Vous ne signerez donc pas l’avenant rémunération en l’état ?
Non, je ne signerai pas la réforme avec une révision de la marge dégressive lissée (MDL) telle qu’elle est envisagée aujourd’hui. Nous voulons renégocier ce point. Mais ce n’est pas facile, car le gouvernement et le syndicat majoritaire** poussent pour geler la situation.
Vous aviez fixé comme préalable à la réforme de la rémunération la finalisation des négociations sur les remises génériques. Où en est ce dossier ?
Nous avons été reçus la semaine dernière par le ministère de la Santé pour évoquer ce point. Et pour l’USPO, c’est clair, le taux de remises sur les génériques doit être le plus élevé possible, c’est-à-dire de 50 %. Nous avions demandé un déplafonnement total des remises, ce qui n’a pas été retenu. Nous souhaitons désormais que ce taux soit le plus haut possible. Car en dessous de 50 %, les pharmaciens perdront de l’économie, alors même qu’ils sont les principaux acteurs du développement du générique en France. Et grâce à leur engagement dans la substitution, les dépenses liées au poste médicament sont aujourd’hui maîtrisées. Cet arrêté doit sortir très vite pour clarifier les règles pour cette année.
La suppression de la vignette pharmaceutique prévue le 1er juillet 2014 est un autre sujet qui vous inquiète…

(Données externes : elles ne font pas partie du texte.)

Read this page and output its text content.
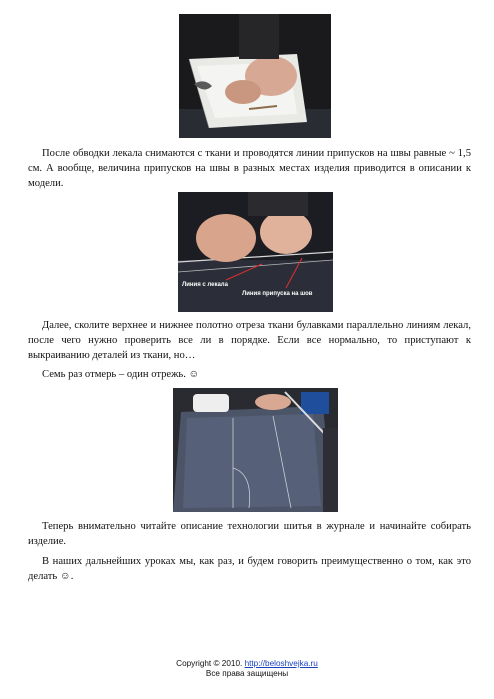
После обводки лекала снимаются с ткани и проводятся линии припусков на швы равные ~ 1,5 см. А вообще, величина припусков на швы в разных местах изделия приводится в описании к модели.

Линия с лекала
Линия припуска на шов

Далее, сколите верхнее и нижнее полотно отреза ткани булавками параллельно линиям лекал, после чего нужно проверить все ли в порядке. Если все нормально, то приступают к выкраиванию деталей из ткани, но…

Семь раз отмерь – один отрежь. ☺

Теперь внимательно читайте описание технологии шитья в журнале и начинайте собирать изделие.

В наших дальнейших уроках мы, как раз, и будем говорить преимущественно о том, как это делать ☺.

Copyright © 2010. http://beloshvejka.ru
Все права защищены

Tout à fait. Nous venons de recevoir le projet d’arrêté entérinant cette suppression. Il prévoit de nouvelles règles pour l’écoulement des stocks qui serait fixé, pour l’ensemble des spécialités, à 30 jours, sans distinction pour les génériques ou les grands conditionnements. Ce n’est pas acceptable pour nous. D’autant qu’un autre projet d’arrêté est dans les tuyaux : il concerne l’inscription sur les boîtes de médicaments de la mention SMR faible ou insuffisant. Et dans les prochaines semaines, un autre débat va s’ouvrir sur la dispensation à l’unité des antibiotiques, que nous refusons en bloc. Les pharmaciens n’en veulent pas. Pour nous, la coupe est pleine.
**La Fédération des syndicats pharmaceutiques de France (FSPF).